Mr Collins agreed and said:
“You have cars parked one side of
the road, a lorry unloading on the other and then a bus tries to get through!”
Labour councillor Brian Walker, of Magdalen ward, challenged Mr Collins' comments about the popularity of a one-way scheme.
He said: “A few years ago a similar scheme was put forward by the county council but businesses were overwhelmingly against it.”
However Mr Collins replied that scheme had been six years ago and most of the businesses have changed hands.
The issue of speeding was also raised during the meeting by resident Pauline Dodd, who said
drivers regularly speed along High Road, with some even crashing into buildings.
She asked councillors what more they could do to prevent speeding in the town.
“The police say they have done
speed checks and the average is 21mph but I can assure you they travel a
lot faster than that,” she told councillors.
Council leader Barry Coleman said it was a police issue but sympathised with Mrs Dodd's concerns.
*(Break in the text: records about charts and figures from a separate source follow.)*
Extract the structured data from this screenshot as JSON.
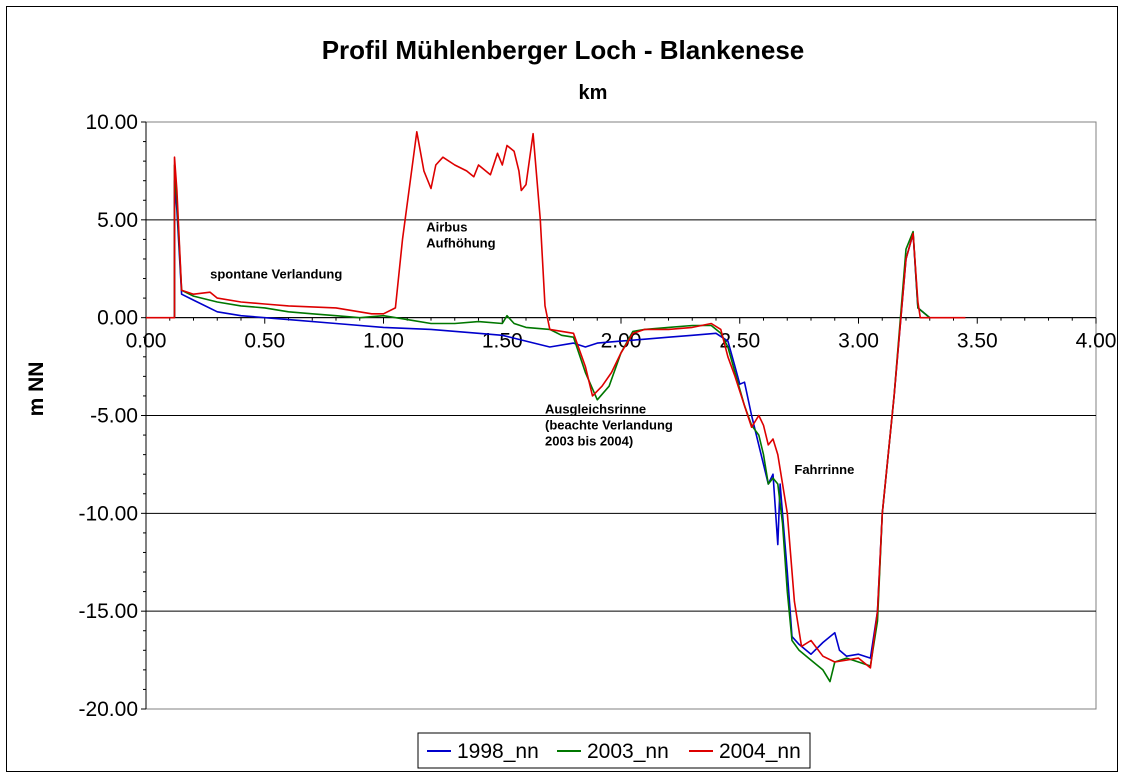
{
  "chart_data": {
    "type": "line",
    "title": "Profil Mühlenberger Loch - Blankenese",
    "xlabel": "km",
    "ylabel": "m NN",
    "xlim": [
      0,
      4
    ],
    "ylim": [
      -20,
      10
    ],
    "xticks": [
      "0.00",
      "0.50",
      "1.00",
      "1.50",
      "2.00",
      "2.50",
      "3.00",
      "3.50",
      "4.00"
    ],
    "yticks": [
      "10.00",
      "5.00",
      "0.00",
      "-5.00",
      "-10.00",
      "-15.00",
      "-20.00"
    ],
    "grid": "horizontal",
    "legend": "bottom",
    "annotations": [
      {
        "lines": [
          "spontane Verlandung"
        ],
        "x": 0.27,
        "y": 2.0
      },
      {
        "lines": [
          "Airbus",
          "Aufhöhung"
        ],
        "x": 1.18,
        "y": 4.4
      },
      {
        "lines": [
          "Ausgleichsrinne",
          "(beachte Verlandung",
          "2003 bis 2004)"
        ],
        "x": 1.68,
        "y": -4.9
      },
      {
        "lines": [
          "Fahrrinne"
        ],
        "x": 2.73,
        "y": -8.0
      }
    ],
    "series": [
      {
        "name": "1998_nn",
        "color": "#0000cc",
        "points": [
          [
            0.12,
            0
          ],
          [
            0.12,
            7.0
          ],
          [
            0.13,
            5.5
          ],
          [
            0.15,
            1.2
          ],
          [
            0.2,
            0.9
          ],
          [
            0.3,
            0.3
          ],
          [
            0.4,
            0.1
          ],
          [
            0.6,
            -0.1
          ],
          [
            0.8,
            -0.3
          ],
          [
            1.0,
            -0.5
          ],
          [
            1.2,
            -0.6
          ],
          [
            1.4,
            -0.8
          ],
          [
            1.5,
            -0.9
          ],
          [
            1.6,
            -1.2
          ],
          [
            1.7,
            -1.5
          ],
          [
            1.8,
            -1.3
          ],
          [
            1.85,
            -1.5
          ],
          [
            1.9,
            -1.3
          ],
          [
            2.0,
            -1.2
          ],
          [
            2.1,
            -1.1
          ],
          [
            2.2,
            -1.0
          ],
          [
            2.3,
            -0.9
          ],
          [
            2.4,
            -0.8
          ],
          [
            2.45,
            -1.2
          ],
          [
            2.48,
            -2.5
          ],
          [
            2.5,
            -3.4
          ],
          [
            2.52,
            -3.3
          ],
          [
            2.55,
            -5.0
          ],
          [
            2.6,
            -7.5
          ],
          [
            2.62,
            -8.5
          ],
          [
            2.64,
            -8.0
          ],
          [
            2.66,
            -11.6
          ],
          [
            2.67,
            -8.5
          ],
          [
            2.68,
            -10.0
          ],
          [
            2.7,
            -13.0
          ],
          [
            2.72,
            -16.3
          ],
          [
            2.75,
            -16.7
          ],
          [
            2.8,
            -17.2
          ],
          [
            2.85,
            -16.6
          ],
          [
            2.9,
            -16.1
          ],
          [
            2.92,
            -17.0
          ],
          [
            2.95,
            -17.3
          ],
          [
            3.0,
            -17.2
          ],
          [
            3.05,
            -17.4
          ],
          [
            3.08,
            -15.0
          ],
          [
            3.1,
            -10.0
          ],
          [
            3.15,
            -4.0
          ],
          [
            3.2,
            3.0
          ],
          [
            3.23,
            4.3
          ],
          [
            3.25,
            0.5
          ],
          [
            3.3,
            0
          ]
        ]
      },
      {
        "name": "2003_nn",
        "color": "#007700",
        "points": [
          [
            0.12,
            0
          ],
          [
            0.12,
            7.8
          ],
          [
            0.13,
            6.0
          ],
          [
            0.15,
            1.4
          ],
          [
            0.2,
            1.1
          ],
          [
            0.3,
            0.8
          ],
          [
            0.4,
            0.6
          ],
          [
            0.5,
            0.5
          ],
          [
            0.6,
            0.3
          ],
          [
            0.7,
            0.2
          ],
          [
            0.8,
            0.1
          ],
          [
            0.9,
            0.0
          ],
          [
            1.0,
            0.1
          ],
          [
            1.1,
            -0.1
          ],
          [
            1.2,
            -0.3
          ],
          [
            1.3,
            -0.3
          ],
          [
            1.4,
            -0.2
          ],
          [
            1.5,
            -0.3
          ],
          [
            1.52,
            0.1
          ],
          [
            1.55,
            -0.3
          ],
          [
            1.6,
            -0.5
          ],
          [
            1.7,
            -0.6
          ],
          [
            1.75,
            -0.9
          ],
          [
            1.8,
            -1.0
          ],
          [
            1.85,
            -2.8
          ],
          [
            1.9,
            -4.2
          ],
          [
            1.95,
            -3.5
          ],
          [
            2.0,
            -1.8
          ],
          [
            2.05,
            -0.7
          ],
          [
            2.1,
            -0.6
          ],
          [
            2.2,
            -0.5
          ],
          [
            2.3,
            -0.4
          ],
          [
            2.38,
            -0.4
          ],
          [
            2.42,
            -0.8
          ],
          [
            2.45,
            -1.5
          ],
          [
            2.48,
            -2.8
          ],
          [
            2.52,
            -4.5
          ],
          [
            2.55,
            -5.5
          ],
          [
            2.58,
            -6.0
          ],
          [
            2.6,
            -7.0
          ],
          [
            2.62,
            -8.5
          ],
          [
            2.64,
            -8.2
          ],
          [
            2.66,
            -8.5
          ],
          [
            2.68,
            -10.5
          ],
          [
            2.7,
            -14.0
          ],
          [
            2.72,
            -16.5
          ],
          [
            2.75,
            -17.0
          ],
          [
            2.8,
            -17.5
          ],
          [
            2.85,
            -18.0
          ],
          [
            2.88,
            -18.6
          ],
          [
            2.9,
            -17.6
          ],
          [
            2.95,
            -17.4
          ],
          [
            3.0,
            -17.6
          ],
          [
            3.05,
            -17.8
          ],
          [
            3.08,
            -15.5
          ],
          [
            3.1,
            -10.0
          ],
          [
            3.15,
            -4.0
          ],
          [
            3.2,
            3.5
          ],
          [
            3.23,
            4.4
          ],
          [
            3.25,
            0.5
          ],
          [
            3.3,
            0
          ]
        ]
      },
      {
        "name": "2004_nn",
        "color": "#dd0000",
        "points": [
          [
            0,
            0
          ],
          [
            0.12,
            0
          ],
          [
            0.12,
            8.2
          ],
          [
            0.13,
            6.5
          ],
          [
            0.15,
            1.4
          ],
          [
            0.2,
            1.2
          ],
          [
            0.27,
            1.3
          ],
          [
            0.3,
            1.0
          ],
          [
            0.4,
            0.8
          ],
          [
            0.5,
            0.7
          ],
          [
            0.6,
            0.6
          ],
          [
            0.8,
            0.5
          ],
          [
            0.95,
            0.2
          ],
          [
            1.0,
            0.2
          ],
          [
            1.05,
            0.5
          ],
          [
            1.08,
            4.0
          ],
          [
            1.14,
            9.5
          ],
          [
            1.17,
            7.5
          ],
          [
            1.2,
            6.6
          ],
          [
            1.22,
            7.8
          ],
          [
            1.25,
            8.2
          ],
          [
            1.3,
            7.8
          ],
          [
            1.35,
            7.5
          ],
          [
            1.38,
            7.2
          ],
          [
            1.4,
            7.8
          ],
          [
            1.45,
            7.3
          ],
          [
            1.48,
            8.4
          ],
          [
            1.5,
            7.8
          ],
          [
            1.52,
            8.8
          ],
          [
            1.55,
            8.5
          ],
          [
            1.57,
            7.5
          ],
          [
            1.58,
            6.5
          ],
          [
            1.6,
            6.8
          ],
          [
            1.63,
            9.4
          ],
          [
            1.66,
            5.0
          ],
          [
            1.68,
            0.6
          ],
          [
            1.7,
            -0.6
          ],
          [
            1.8,
            -0.8
          ],
          [
            1.85,
            -2.5
          ],
          [
            1.88,
            -4.0
          ],
          [
            1.92,
            -3.5
          ],
          [
            1.96,
            -2.8
          ],
          [
            2.0,
            -1.8
          ],
          [
            2.05,
            -0.8
          ],
          [
            2.1,
            -0.6
          ],
          [
            2.2,
            -0.6
          ],
          [
            2.3,
            -0.5
          ],
          [
            2.38,
            -0.3
          ],
          [
            2.42,
            -0.6
          ],
          [
            2.45,
            -2.0
          ],
          [
            2.48,
            -3.0
          ],
          [
            2.52,
            -4.5
          ],
          [
            2.55,
            -5.6
          ],
          [
            2.58,
            -5.0
          ],
          [
            2.6,
            -5.5
          ],
          [
            2.62,
            -6.5
          ],
          [
            2.64,
            -6.2
          ],
          [
            2.66,
            -7.0
          ],
          [
            2.7,
            -10.0
          ],
          [
            2.73,
            -14.5
          ],
          [
            2.76,
            -16.8
          ],
          [
            2.8,
            -16.5
          ],
          [
            2.85,
            -17.3
          ],
          [
            2.9,
            -17.6
          ],
          [
            2.95,
            -17.5
          ],
          [
            3.0,
            -17.4
          ],
          [
            3.05,
            -17.9
          ],
          [
            3.08,
            -15.0
          ],
          [
            3.1,
            -10.0
          ],
          [
            3.15,
            -4.0
          ],
          [
            3.2,
            3.0
          ],
          [
            3.23,
            4.3
          ],
          [
            3.25,
            0.8
          ],
          [
            3.26,
            0
          ],
          [
            3.45,
            0
          ]
        ]
      }
    ]
  }
}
He
added: “In the parish which I represent we've had cars hit two houses within three months and people there are saying the same thing. I accept the perception of speed being faster than it actually is, even so there does seem to be problems with speeding in specific areas.”
Bernard Williamson, Labour councillor for Claydon ward, said High Road and the High Street were used as a “rat run” by drivers, and that a one-way system in the High Street could help the problem.